Wills and Testaments
You Don't Get the Last Word -
This is not legal advice.
This page was last updated on Friday, August 23, 2013
I always thought that a person’s separate property was their own and that they could do any legal thing they wanted with it. We will all die and before that time, we can write a will that deposes our own property as we wish. That is the problem. It seems that the states have established rules about what a person may do with their property. I was thinking about a burning funeral barge set free in the sea while men and women wore helmets with horns. In this din they would sing quiet dirges and Gregorian chants in the midst of a great downpour.
Nevertheless, some people might not want me to have that kind of funeral so I considered an ‘in terrorem’ clause. The ‘in terrorem’ clause is a provision in a Will that threatens that if anyone challenges the legality of the will or any part of it. The threat is that instead of receiving the full gift provided in this legal paper, the disinherited would receive only a dollar. The reason for this clause is that the donor wants to discourage any interloper and the beneficiaries from causing a legal ruckus after the benefactor has died.
Most Wills contain a clause that instructs the executor of the estate to pay all bills and expenses. If this clause is missing, the courts have ruled that merely putting in a claim for moneys due from the estate is not a legal challenge to the document itself. So a claim such as this is permissible without losing the gift. My point is this, some people have the attitude that they are entitled to another person’s things, especially if they were married to each another at some time. Imagine a woman who abuses her husband and then wants all of his property for herself. So a no-contest provision, might help. This is how it works. Include a provision in your Will that ‘deems’ any potential beneficiary that objects to your wishes to have had ‘predeceased’.

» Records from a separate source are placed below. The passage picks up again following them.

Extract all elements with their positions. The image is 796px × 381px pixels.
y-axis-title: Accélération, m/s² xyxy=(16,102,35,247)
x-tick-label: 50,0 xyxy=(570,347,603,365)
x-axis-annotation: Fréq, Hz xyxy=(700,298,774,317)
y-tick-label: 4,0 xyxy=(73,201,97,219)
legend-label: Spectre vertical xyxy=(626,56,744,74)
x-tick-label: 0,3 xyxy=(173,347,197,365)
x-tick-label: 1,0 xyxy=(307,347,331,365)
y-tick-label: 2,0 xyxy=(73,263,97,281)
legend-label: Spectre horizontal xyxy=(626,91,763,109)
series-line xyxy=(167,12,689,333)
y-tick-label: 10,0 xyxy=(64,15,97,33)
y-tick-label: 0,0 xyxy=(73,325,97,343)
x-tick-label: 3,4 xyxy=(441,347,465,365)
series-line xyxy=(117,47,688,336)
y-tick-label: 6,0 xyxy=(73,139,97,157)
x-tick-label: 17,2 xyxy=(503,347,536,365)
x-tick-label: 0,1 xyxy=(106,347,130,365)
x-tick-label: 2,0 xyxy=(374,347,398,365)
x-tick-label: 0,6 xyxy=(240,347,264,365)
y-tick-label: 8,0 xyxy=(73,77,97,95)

When a person dies without a valid will, their property passes to their immediate family members. This beneficiaries always have the right to refuse those assets. Then other beneficiaries more removed in the lineage, would be contacted. If no suitable party can be found to receive the assets, the executor will transfer those assets to the government for disposition.
Some people have many debts and assets and this can complicate the situation. The debts of the deceased are not directly inheritable but the debt must be payed from the gross proceeds of the estate. This usually diminishes the net proceeds that an heir or another person may receive from the estate. So the usual procedure is to sell the assets, pay off all creditors, and then distribute the remaining cash or property to the beneficiaries.
Sometimes, the beneficiaries prefer to pay the creditors themselves to prevent the liquidation of inherited property. If a person inherits the family home and but their parent(s) owes money, it might make more sense to pay the money out of pocket and keep the home. Nevertheless, if the debt of the deceased is greater than the value of the inherited assets, then the beneficiaries usually sell the assets and pay the creditors with the proceeds.
If the deceased is not a parent or a more distant relative but is instead a spouse, different rules may apply. When the beneficiary lives in a joint-property state and the debt accumulated during the marriage, it (the debt) is the responsibility of the surviving spouse but certain exceptions do apply. For an example, a business debt may not be a joint responsibility depending on the type of business entity. So the "innocent spouse" rule may exempt the surviving spouse from certain liabilities.
However, if a person is a cosigner on the debt of the deceased, then the entire amount due could be (or will be) that person’s financial responsibility. This can be devastating especially when the person's will excludes the cosigner from the estate. This means that they may have to pay the debt without receiving access to the inheritable properties or cash.